Managing Isap on behalf of Ice is BI Inc, a subsidiary of the Geo Group, one of the US’s largest private prison corporations.

As the program exists today, immigrants enrolled can go home rather than remain detained after having sought asylum or having been detained, but they are assigned a “supervision” regime by Immigration and Customs Enforcement (Ice). That regime must include one type of electronic monitoring – an ankle monitor, facial recognition check-ins to a smartphone app, or leaving voice messages to be analyzed by voice recognition, according to Ice’s current contract with BI. It can also include a combination of weekly or semi-regular home or in-office visits. While those enrolled in such surveillance are often relegated to certain states or geographic areas, they are typically free to leave their home except on days that they have home visits.
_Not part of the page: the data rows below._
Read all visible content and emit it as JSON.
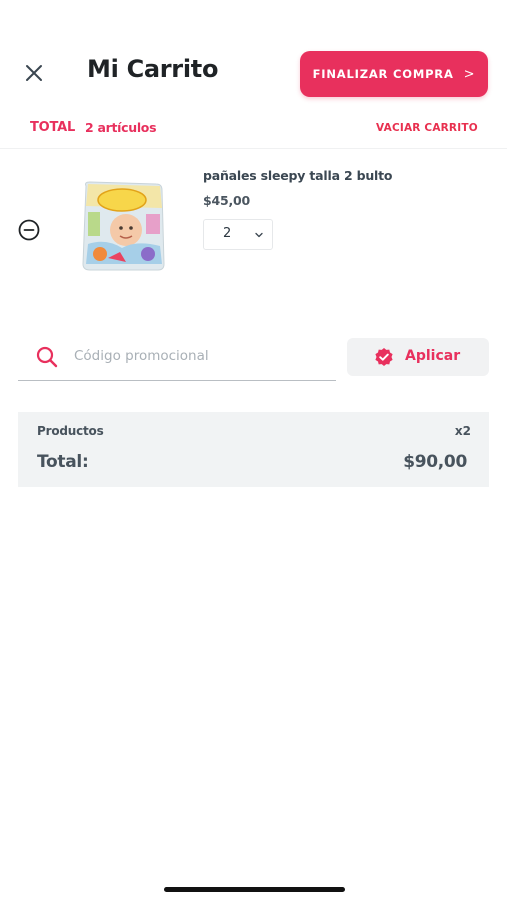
{
  "header": {
    "close_icon": "close-icon",
    "title": "Mi Carrito",
    "checkout_label": "FINALIZAR COMPRA",
    "checkout_chevron": ">"
  },
  "summary": {
    "total_label": "TOTAL",
    "items_count": "2 artículos",
    "empty_cart_label": "VACIAR CARRITO"
  },
  "cart_items": [
    {
      "name": "pañales sleepy talla 2 bulto",
      "price": "$45,00",
      "quantity": "2",
      "remove_icon": "minus-circle-icon",
      "image_icon": "diaper-package-image"
    }
  ],
  "promo": {
    "placeholder": "Código promocional",
    "value": "",
    "apply_label": "Aplicar",
    "search_icon": "search-icon",
    "apply_icon": "verified-badge-icon"
  },
  "totals": {
    "products_label": "Productos",
    "products_qty": "x2",
    "total_label": "Total:",
    "total_value": "$90,00"
  },
  "colors": {
    "accent": "#e8305d",
    "text": "#48535d",
    "panel": "#f1f3f4"
  }
}
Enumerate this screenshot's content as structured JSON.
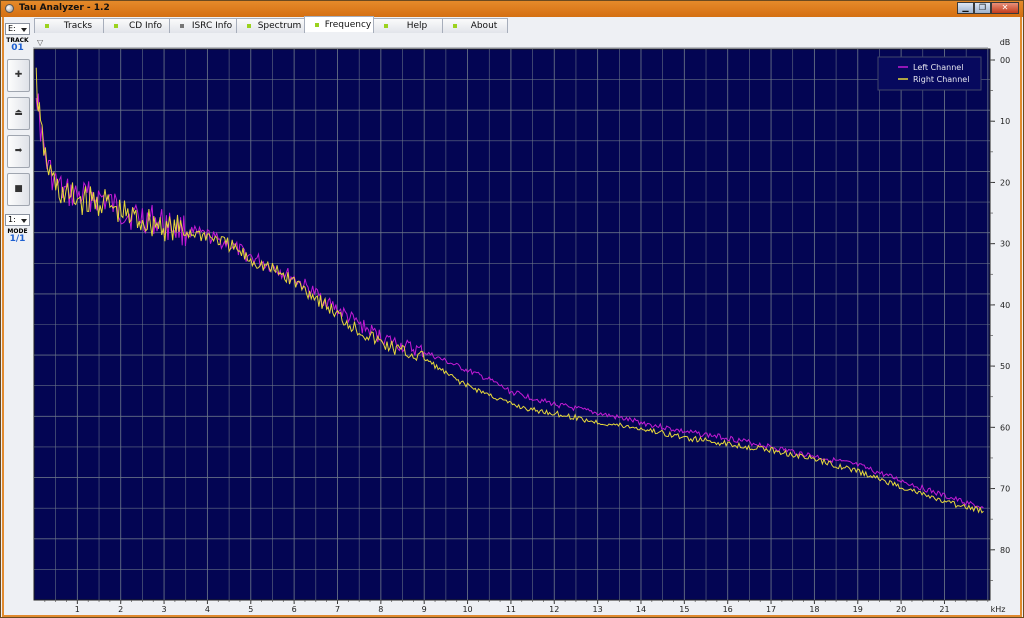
{
  "window": {
    "title": "Tau Analyzer - 1.2"
  },
  "tabs": [
    {
      "label": "Tracks",
      "led": "green"
    },
    {
      "label": "CD Info",
      "led": "green"
    },
    {
      "label": "ISRC Info",
      "led": "grey"
    },
    {
      "label": "Spectrum",
      "led": "green"
    },
    {
      "label": "Frequency",
      "led": "green",
      "active": true
    },
    {
      "label": "Help",
      "led": "green"
    },
    {
      "label": "About",
      "led": "green"
    }
  ],
  "left_panel": {
    "drive_select": "E:",
    "track_caption": "TRACK",
    "track_number": "01",
    "buttons": [
      {
        "icon": "plus-icon",
        "glyph": "✚"
      },
      {
        "icon": "eject-icon",
        "glyph": "⏏"
      },
      {
        "icon": "play-icon",
        "glyph": "➡"
      },
      {
        "icon": "stop-icon",
        "glyph": "■"
      }
    ],
    "mode_select": "1:",
    "mode_caption": "MODE",
    "mode_value": "1/1"
  },
  "chart_data": {
    "type": "line",
    "background": "#030553",
    "grid_color": "#6f7a8a",
    "xlabel": "kHz",
    "ylabel": "dB",
    "xlim": [
      0,
      22.05
    ],
    "ylim": [
      0,
      90
    ],
    "y_inverted": true,
    "x_ticks": [
      "1",
      "2",
      "3",
      "4",
      "5",
      "6",
      "7",
      "8",
      "9",
      "10",
      "11",
      "12",
      "13",
      "14",
      "15",
      "16",
      "17",
      "18",
      "19",
      "20",
      "21"
    ],
    "y_ticks": [
      "00",
      "10",
      "20",
      "30",
      "40",
      "50",
      "60",
      "70",
      "80"
    ],
    "grid": true,
    "legend_position": "top-right",
    "x": [
      0.05,
      0.15,
      0.3,
      0.5,
      0.7,
      1,
      1.3,
      1.6,
      1.9,
      2.2,
      2.5,
      2.8,
      3.2,
      3.6,
      4,
      4.5,
      5,
      5.5,
      6,
      6.5,
      7,
      7.5,
      8,
      8.5,
      9,
      9.5,
      10,
      10.5,
      11,
      11.5,
      12,
      13,
      14,
      15,
      16,
      17,
      18,
      19,
      20,
      21,
      21.9
    ],
    "series": [
      {
        "name": "Left Channel",
        "color": "#c21bd3",
        "values": [
          6,
          13,
          19,
          22,
          23.5,
          24,
          24,
          24.5,
          26,
          27,
          27.5,
          28,
          29,
          30,
          30.5,
          32,
          34,
          35.5,
          37.5,
          40,
          42.5,
          45,
          47,
          48.5,
          49.5,
          51,
          52.5,
          54,
          56,
          57,
          58,
          59.5,
          61,
          62.5,
          63.5,
          65,
          66.5,
          68,
          70.5,
          73,
          75
        ]
      },
      {
        "name": "Right Channel",
        "color": "#e6d83a",
        "values": [
          5,
          13,
          19,
          22.5,
          24,
          24.5,
          25,
          25,
          26.5,
          27.5,
          28,
          28.5,
          29.5,
          30,
          30.5,
          32,
          34.5,
          36,
          38,
          40.5,
          43.5,
          46,
          48,
          49.5,
          50.5,
          53,
          55,
          56.5,
          58,
          59,
          59.5,
          61,
          62,
          63.5,
          64.5,
          65.5,
          67,
          69,
          71.5,
          74,
          75.5
        ]
      }
    ]
  }
}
protest sign shows silhouette of hand touching chain-link fence with american flag in the background
The lawmakers say the program is punitive and subjects many to years of surveillance. Photograph: Deccio Serrano/NurPhoto/Rex/Shutterstock

About 182,000 immigrants are enrolled in the program today, according to Ice, making it the largest supervision program of any US law enforcement agency. But the Biden administration has plans to expand the number of people that can be enrolled and test the addition of a new, stricter level of surveillance that would require immigrants in Isap to stay home for 12 hours a day, according to Reuters. The government would again tap BI to run that pilot.
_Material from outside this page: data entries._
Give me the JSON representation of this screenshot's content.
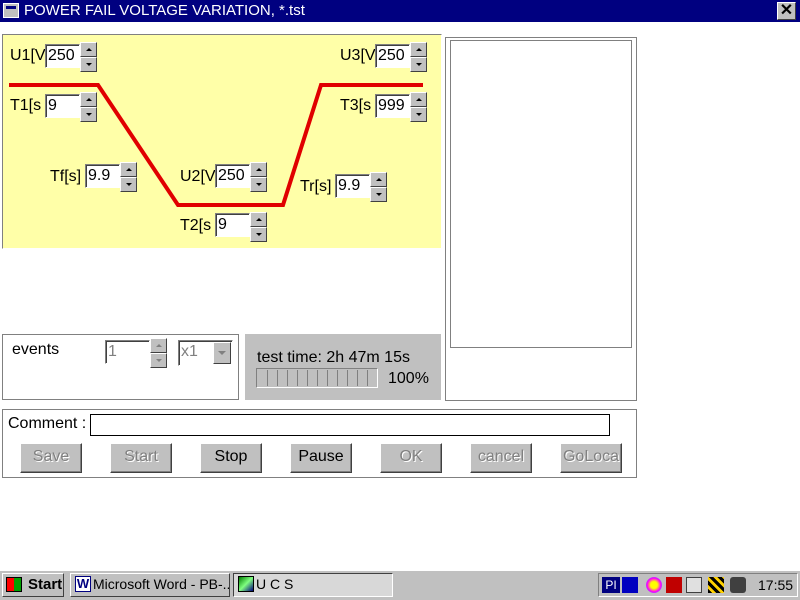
{
  "window": {
    "title": "POWER FAIL VOLTAGE VARIATION, *.tst",
    "close_glyph": "✕"
  },
  "params": {
    "u1": {
      "label": "U1[V",
      "value": "250"
    },
    "t1": {
      "label": "T1[s",
      "value": "9"
    },
    "tf": {
      "label": "Tf[s]",
      "value": "9.9"
    },
    "u2": {
      "label": "U2[V",
      "value": "250"
    },
    "t2": {
      "label": "T2[s",
      "value": "9"
    },
    "tr": {
      "label": "Tr[s]",
      "value": "9.9"
    },
    "u3": {
      "label": "U3[V",
      "value": "250"
    },
    "t3": {
      "label": "T3[s",
      "value": "999"
    }
  },
  "waveform": {
    "color": "#e00000",
    "background": "#ffffa8"
  },
  "events": {
    "label": "events",
    "count": "1",
    "multiplier": "x1"
  },
  "progress": {
    "test_time": "test time: 2h 47m 15s",
    "percent_text": "100%",
    "percent": 100
  },
  "comment": {
    "label": "Comment :",
    "value": ""
  },
  "buttons": {
    "save": "Save",
    "start": "Start",
    "stop": "Stop",
    "pause": "Pause",
    "ok": "OK",
    "cancel": "cancel",
    "golocal": "GoLoca"
  },
  "taskbar": {
    "start": "Start",
    "tasks": [
      "Microsoft Word - PB-...",
      "U C S"
    ],
    "tray_text": [
      "PI"
    ],
    "clock": "17:55"
  }
}
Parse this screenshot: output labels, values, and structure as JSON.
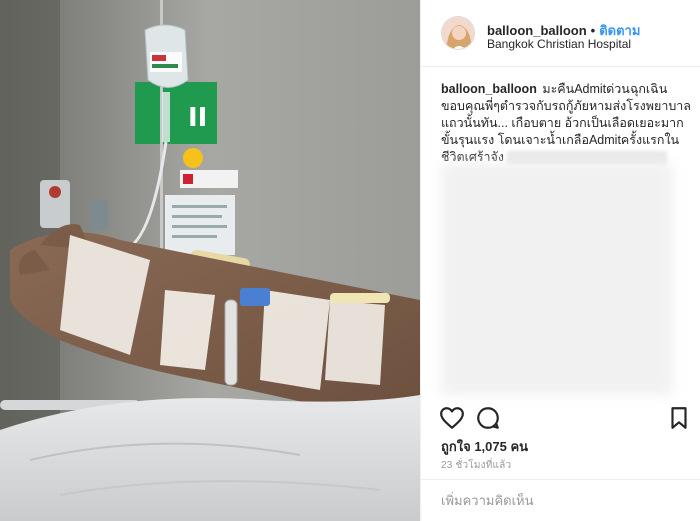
{
  "post": {
    "username": "balloon_balloon",
    "separator": "•",
    "follow_label": "ติดตาม",
    "location": "Bangkok Christian Hospital",
    "caption_text": "มะคืนAdmitด่วนฉุกเฉิน ขอบคุณพี่ๆตำรวจกับรถกู้ภัยหามส่งโรงพยาบาลแถวนั้นทัน... เกือบตาย อ้วกเป็นเลือดเยอะมากขั้นรุนแรง โดนเจาะน้ำเกลือAdmitครั้งแรกในชีวิตเศร้าจัง",
    "likes_label": "ถูกใจ 1,075 คน",
    "timestamp": "23 ชั่วโมงที่แล้ว",
    "comment_placeholder": "เพิ่มความคิดเห็น"
  },
  "icons": {
    "like": "heart-outline-icon",
    "comment": "speech-bubble-icon",
    "save": "bookmark-icon"
  },
  "colors": {
    "follow": "#3897f0",
    "text": "#262626",
    "muted": "#999999",
    "border": "#efefef"
  },
  "photo": {
    "sign_text": "II"
  }
}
In their letter, the lawmakers charge that Ice is already excessively deploying Isap surveillance. “Ankle shackles, once a rarity, are now ‘standard equipment’. Individuals previously considered low risk such as family units, asylum seekers, or pregnant or nursing people are subjected to intensive supervision and for excessive periods of time,” they write.
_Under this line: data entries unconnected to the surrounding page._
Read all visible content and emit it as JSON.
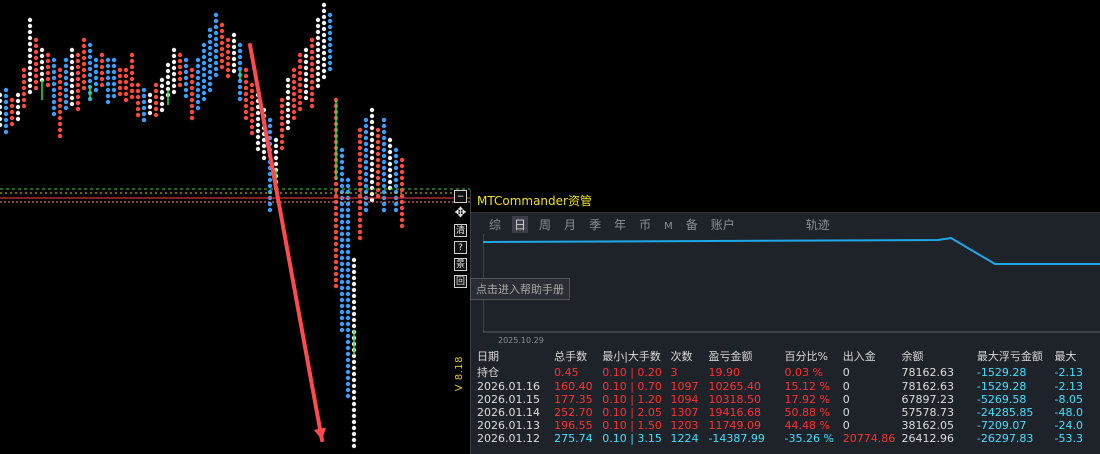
{
  "panel": {
    "title": "MTCommander资管",
    "version": "V 8.18",
    "help_tooltip": "点击进入帮助手册",
    "side_tools": [
      "清",
      "?",
      "景",
      "回"
    ],
    "tabs": [
      "综",
      "日",
      "周",
      "月",
      "季",
      "年",
      "币",
      "M",
      "备",
      "账户",
      "轨迹"
    ],
    "active_tab": "日",
    "curve_date": "2025.10.29",
    "columns": [
      "日期",
      "总手数",
      "最小|大手数",
      "次数",
      "盈亏金额",
      "百分比%",
      "出入金",
      "余额",
      "最大浮亏金额",
      "最大"
    ],
    "rows": [
      {
        "date": "持仓",
        "lots": "0.45",
        "minmax": "0.10 | 0.20",
        "count": "3",
        "pl": "19.90",
        "pct": "0.03 %",
        "io": "0",
        "balance": "78162.63",
        "float": "-1529.28",
        "last": "-2.13",
        "color": "red"
      },
      {
        "date": "2026.01.16",
        "lots": "160.40",
        "minmax": "0.10 | 0.70",
        "count": "1097",
        "pl": "10265.40",
        "pct": "15.12 %",
        "io": "0",
        "balance": "78162.63",
        "float": "-1529.28",
        "last": "-2.13",
        "color": "red"
      },
      {
        "date": "2026.01.15",
        "lots": "177.35",
        "minmax": "0.10 | 1.20",
        "count": "1094",
        "pl": "10318.50",
        "pct": "17.92 %",
        "io": "0",
        "balance": "67897.23",
        "float": "-5269.58",
        "last": "-8.05",
        "color": "red"
      },
      {
        "date": "2026.01.14",
        "lots": "252.70",
        "minmax": "0.10 | 2.05",
        "count": "1307",
        "pl": "19416.68",
        "pct": "50.88 %",
        "io": "0",
        "balance": "57578.73",
        "float": "-24285.85",
        "last": "-48.0",
        "color": "red"
      },
      {
        "date": "2026.01.13",
        "lots": "196.55",
        "minmax": "0.10 | 1.50",
        "count": "1203",
        "pl": "11749.09",
        "pct": "44.48 %",
        "io": "0",
        "balance": "38162.05",
        "float": "-7209.07",
        "last": "-24.0",
        "color": "red"
      },
      {
        "date": "2026.01.12",
        "lots": "275.74",
        "minmax": "0.10 | 3.15",
        "count": "1224",
        "pl": "-14387.99",
        "pct": "-35.26 %",
        "io": "20774.86",
        "balance": "26412.96",
        "float": "-26297.83",
        "last": "-53.3",
        "color": "cyan"
      }
    ]
  }
}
They charge that the program has led to “extreme physical and mental damage” for immigrants enrolled and has made it difficult for participants to integrate in American society.

DHS and Ice declined to comment. Emily Covington, a spokesperson for BI, said the accusations were “unverified, irresponsible and politically motivated.

“The allegation that BI GPS devices are in any way physically unsafe for the individuals wearing them is blatantly false,” she said in a statement.

The lawmakers are also concerned about how BI collects and shares user data through SmartLink, the app it requires immigrants to use, saying its privacy policy is overly broad and that Ice and BI should be more transparent about what data they collect.

Without federal laws regulating the use of consumer information, that personal data could be used in other law enforcement contexts or sold to the highest bidder, Julia Mao, the deputy director of the immigration rights organization Just Futures Law, said.

“We are concerned that some of this data could be shared and monetized,” Mao said. “And then we’re also concerned about the amount in which the mic, the camera, the contact list, photos, all of that could be accessed for uses outside of the temporal Ice check-in.”

In their letter to Mayorkas, the lawmakers say there is precedent for these concerns: “We already know that data collected from ankle shackles has been used to conduct enforcement and deportation operations,” the letter reads.

“This technology has the capability of surveilling not only the subject but also bystanders – including US citizens and individuals with legal status – raising further civil rights concerns and creating a potential for unwarranted surveillance of US residents without just cause, their knowledge or their consent.”

BI referred all questions about privacy and data policies governing SmartLink to Ice.

BI signed a new five-year, $2.2bn exclusive contract to run Isap for Ice in 2020.

“As President Biden indicated earlier this year, private entities should not profit from incarceration,” the lawmakers state in the letter. “The same applies here – no private entity should profit from surveillance and e-carceration.”